Saint of the Day – 15 July – St Bonaventure – Seraphic Doctor – Friar, Bishop, Theologian, Philosopher, Writer, Mystic, Preacher, Teacher – (1221 at Bagnoregio, Tuscany, Italy – 15 July 1274 at Lyon, France of natural causes). He was Canonised on 14 April 1482 by Pope Sixtus IV. He was born Giovanni di Fidanza and was the seventh Minister General of the Order of Friars Minor, he was also Cardinal Bishop of Albano. He was canonised on 14 April 1482 by Pope Sixtus IV and declared a Doctor of the Church in the year 1588 by Pope Sixtus V. He is known as the “Seraphic Doctor” (Latin: Doctor Seraphicus).
St Bonaventure was born at Bagnorea in Umbria, not far from Viterbo, then part of the Papal States. Almost nothing is known of his childhood, other than the names of his parents, Giovanni di Fidanza and Maria Ritella.
He entered the Franciscan Order in 1243 and studied at the University of Paris, possibly under Alexander of Hales and certainly under Alexander’s successor, John of Rochelle. In 1253 he held the Franciscan chair at Paris. A dispute between seculars and mendicants delayed his reception as Master until 1257, where his degree was taken in company with Thomas Aquinas. Three years earlier his fame had earned him the position of lecturer on The Four Books of Sentences—a book of theology written by Peter Lombard in the twelfth century—and in 1255 he received the degree of master, the medieval equivalent of doctor.

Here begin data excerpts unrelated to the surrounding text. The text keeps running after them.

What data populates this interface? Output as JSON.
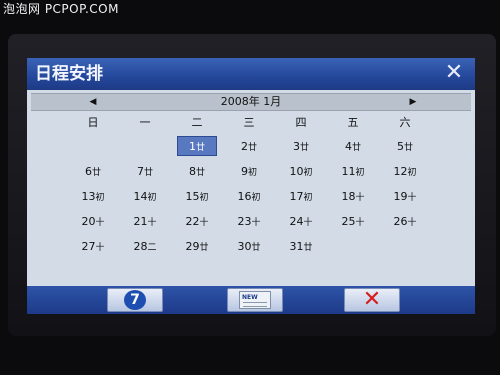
{
  "watermark": "泡泡网 PCPOP.COM",
  "window": {
    "title": "日程安排",
    "close_icon": "close-x-icon"
  },
  "month_nav": {
    "prev_icon": "triangle-left-icon",
    "label": "2008年 1月",
    "next_icon": "triangle-right-icon"
  },
  "weekdays": [
    "日",
    "一",
    "二",
    "三",
    "四",
    "五",
    "六"
  ],
  "calendar": {
    "selected_day": 1,
    "days": [
      {
        "day": "1",
        "lunar": "廿"
      },
      {
        "day": "2",
        "lunar": "廿"
      },
      {
        "day": "3",
        "lunar": "廿"
      },
      {
        "day": "4",
        "lunar": "廿"
      },
      {
        "day": "5",
        "lunar": "廿"
      },
      {
        "day": "6",
        "lunar": "廿"
      },
      {
        "day": "7",
        "lunar": "廿"
      },
      {
        "day": "8",
        "lunar": "廿"
      },
      {
        "day": "9",
        "lunar": "初"
      },
      {
        "day": "10",
        "lunar": "初"
      },
      {
        "day": "11",
        "lunar": "初"
      },
      {
        "day": "12",
        "lunar": "初"
      },
      {
        "day": "13",
        "lunar": "初"
      },
      {
        "day": "14",
        "lunar": "初"
      },
      {
        "day": "15",
        "lunar": "初"
      },
      {
        "day": "16",
        "lunar": "初"
      },
      {
        "day": "17",
        "lunar": "初"
      },
      {
        "day": "18",
        "lunar": "十"
      },
      {
        "day": "19",
        "lunar": "十"
      },
      {
        "day": "20",
        "lunar": "十"
      },
      {
        "day": "21",
        "lunar": "十"
      },
      {
        "day": "22",
        "lunar": "十"
      },
      {
        "day": "23",
        "lunar": "十"
      },
      {
        "day": "24",
        "lunar": "十"
      },
      {
        "day": "25",
        "lunar": "十"
      },
      {
        "day": "26",
        "lunar": "十"
      },
      {
        "day": "27",
        "lunar": "十"
      },
      {
        "day": "28",
        "lunar": "二"
      },
      {
        "day": "29",
        "lunar": "廿"
      },
      {
        "day": "30",
        "lunar": "廿"
      },
      {
        "day": "31",
        "lunar": "廿"
      }
    ]
  },
  "toolbar": {
    "today_button_icon": "today-seven-icon",
    "today_glyph": "7",
    "new_button_icon": "new-entry-icon",
    "new_tag": "NEW",
    "cancel_button_icon": "red-x-icon",
    "cancel_glyph": "✕"
  },
  "colors": {
    "screen_bg": "#d2dbe6",
    "titlebar": "#2b4fa3",
    "selected_day": "#5878c0",
    "cancel_x": "#d61d1d"
  }
}
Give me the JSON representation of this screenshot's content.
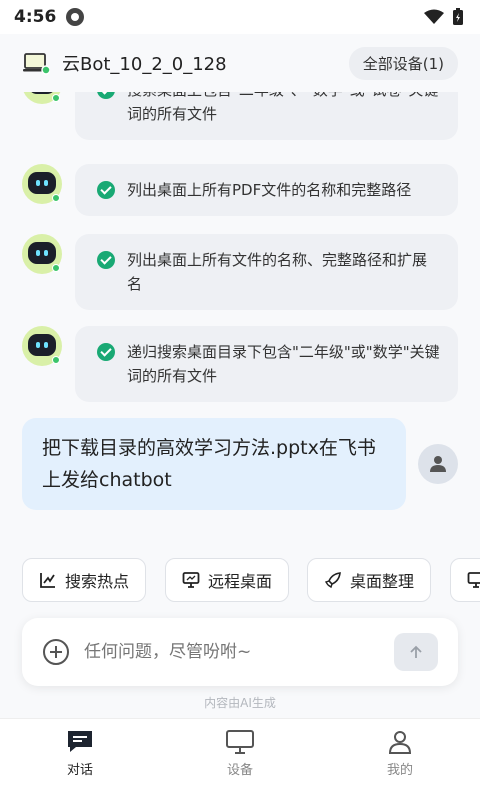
{
  "status_bar": {
    "time": "4:56"
  },
  "header": {
    "device_name": "云Bot_10_2_0_128",
    "all_devices_label": "全部设备(1)"
  },
  "messages": [
    {
      "role": "bot",
      "text": "搜索桌面上包含\"二年级\"、\"数学\"或\"试卷\"关键词的所有文件"
    },
    {
      "role": "bot",
      "text": "列出桌面上所有PDF文件的名称和完整路径"
    },
    {
      "role": "bot",
      "text": "列出桌面上所有文件的名称、完整路径和扩展名"
    },
    {
      "role": "bot",
      "text": "递归搜索桌面目录下包含\"二年级\"或\"数学\"关键词的所有文件"
    },
    {
      "role": "user",
      "text": "把下载目录的高效学习方法.pptx在飞书上发给chatbot"
    }
  ],
  "quick_actions": [
    {
      "label": "搜索热点",
      "icon": "chart-icon"
    },
    {
      "label": "远程桌面",
      "icon": "monitor-icon"
    },
    {
      "label": "桌面整理",
      "icon": "rocket-icon"
    },
    {
      "label": "",
      "icon": "monitor-icon"
    }
  ],
  "input": {
    "placeholder": "任何问题，尽管吩咐~"
  },
  "footer_note": "内容由AI生成",
  "tabs": [
    {
      "label": "对话",
      "active": true
    },
    {
      "label": "设备",
      "active": false
    },
    {
      "label": "我的",
      "active": false
    }
  ],
  "colors": {
    "accent_green": "#19a974",
    "user_bubble": "#e3f0fd",
    "bot_bubble": "#eef0f4"
  }
}
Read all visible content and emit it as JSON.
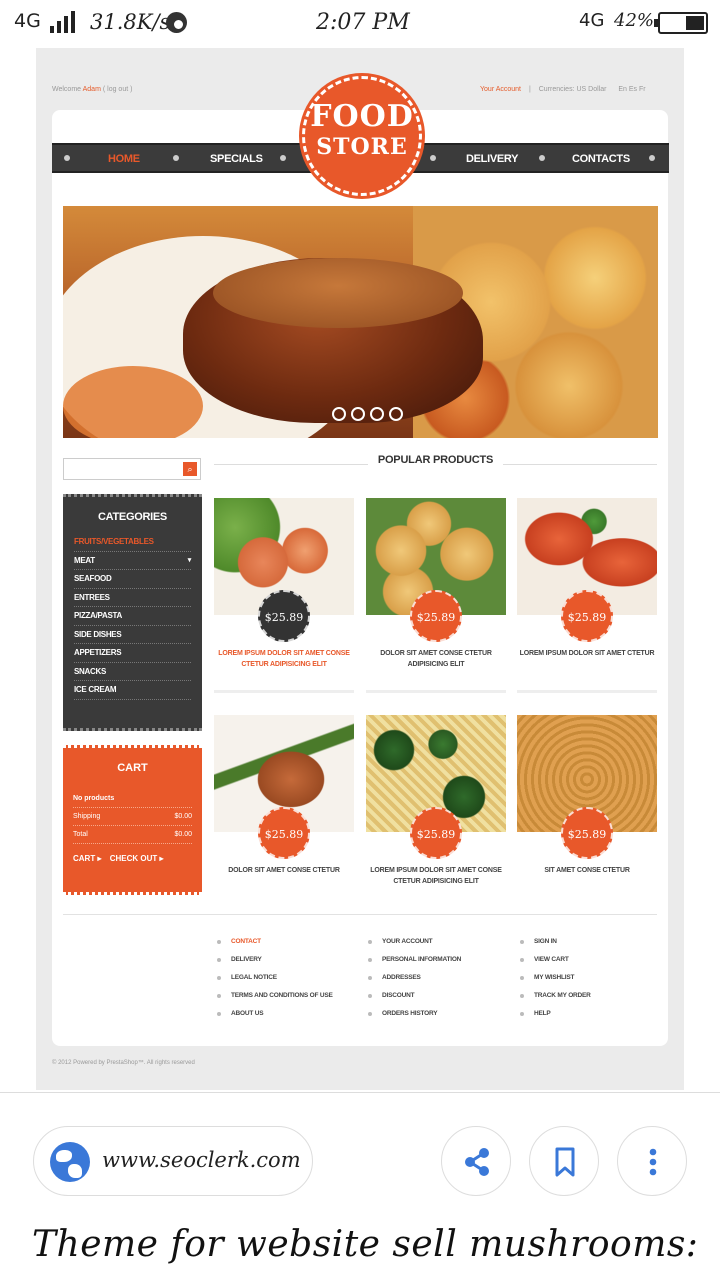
{
  "status_bar": {
    "network_left": "4G",
    "speed": "31.8K/s",
    "time": "2:07 PM",
    "network_right": "4G",
    "battery": "42%",
    "battery_level": 0.42
  },
  "site": {
    "welcome": "Welcome",
    "user": "Adam",
    "logout": "( log out )",
    "your_account": "Your Account",
    "currencies": "Currencies: US Dollar",
    "langs": "En  Es  Fr",
    "logo_line1": "FOOD",
    "logo_line2": "STORE",
    "nav": [
      "HOME",
      "SPECIALS",
      "DELIVERY",
      "CONTACTS"
    ],
    "popular_title": "POPULAR PRODUCTS",
    "categories_title": "CATEGORIES",
    "categories": [
      "FRUITS/VEGETABLES",
      "MEAT",
      "SEAFOOD",
      "ENTREES",
      "PIZZA/PASTA",
      "SIDE DISHES",
      "APPETIZERS",
      "SNACKS",
      "ICE CREAM"
    ],
    "cart_title": "CART",
    "cart_no_products": "No products",
    "cart_shipping_label": "Shipping",
    "cart_shipping_value": "$0.00",
    "cart_total_label": "Total",
    "cart_total_value": "$0.00",
    "cart_link": "CART",
    "checkout_link": "CHECK OUT",
    "products": [
      {
        "price": "$25.89",
        "name": "LOREM IPSUM DOLOR SIT AMET CONSE CTETUR ADIPISICING ELIT"
      },
      {
        "price": "$25.89",
        "name": "DOLOR SIT AMET CONSE CTETUR ADIPISICING ELIT"
      },
      {
        "price": "$25.89",
        "name": "LOREM IPSUM DOLOR SIT AMET CTETUR"
      },
      {
        "price": "$25.89",
        "name": "DOLOR SIT AMET CONSE CTETUR"
      },
      {
        "price": "$25.89",
        "name": "LOREM IPSUM DOLOR SIT AMET CONSE CTETUR ADIPISICING ELIT"
      },
      {
        "price": "$25.89",
        "name": "SIT AMET CONSE CTETUR"
      }
    ],
    "footer_col1": [
      "CONTACT",
      "DELIVERY",
      "LEGAL NOTICE",
      "TERMS AND CONDITIONS OF USE",
      "ABOUT US"
    ],
    "footer_col2": [
      "YOUR ACCOUNT",
      "PERSONAL INFORMATION",
      "ADDRESSES",
      "DISCOUNT",
      "ORDERS HISTORY"
    ],
    "footer_col3": [
      "SIGN IN",
      "VIEW CART",
      "MY WISHLIST",
      "TRACK MY ORDER",
      "HELP"
    ],
    "copyright": "© 2012 Powered by PrestaShop™. All rights reserved"
  },
  "browser": {
    "url": "www.seoclerk.com",
    "share_icon": "share-icon",
    "bookmark_icon": "bookmark-icon",
    "menu_icon": "more-vert-icon"
  },
  "caption": "Theme for website sell mushrooms:",
  "colors": {
    "accent": "#e8582a",
    "dark": "#3a3a3a",
    "link_blue": "#3a78d8"
  }
}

After having successfully defended his order against the reproaches of the anti-mendicant party, he was elected Minister General of the Franciscan Order. On 24 November 1265, he was selected for the post of Archbishop of York; however, he was never consecrated and resigned the appointment in October 1266.
Bonaventure was instrumental in procuring the election of Pope Gregory X, who rewarded him with the title of Cardinal Bishop of Albano and insisted on his presence at the great Second Council of Lyon in 1274. There, after his significant contributions led to a union of the Greek and Latin churches, Bonaventure died suddenly and in suspicious circumstances. The 1913 edition of the Catholic Encyclopedia has citations that suggest he was poisoned but no mention is made of this in the 2003 second edition of the New Catholic Encyclopedia. The only extant relic of the saint is the arm and hand with which he wrote his Commentary on the Sentences, which is now conserved at Bagnoregio, in the parish church of St. Nicholas.
He steered the Franciscans on a moderate and intellectual course that made them the most prominent order in the Catholic Church until the coming of the Jesuits. His theology was marked by an attempt completely to integrate faith and reason. He thought of Christ as the “one true master” who offers humans knowledge that begins in faith, is developed through rational understanding and is perfected by mystical union with God.
Bonaventure’s feast day was included in the General Roman Calendar immediately upon his canonisation in 1482. In 1969 it was classified as an obligatory memorial and assigned to the date of his death, 15 July.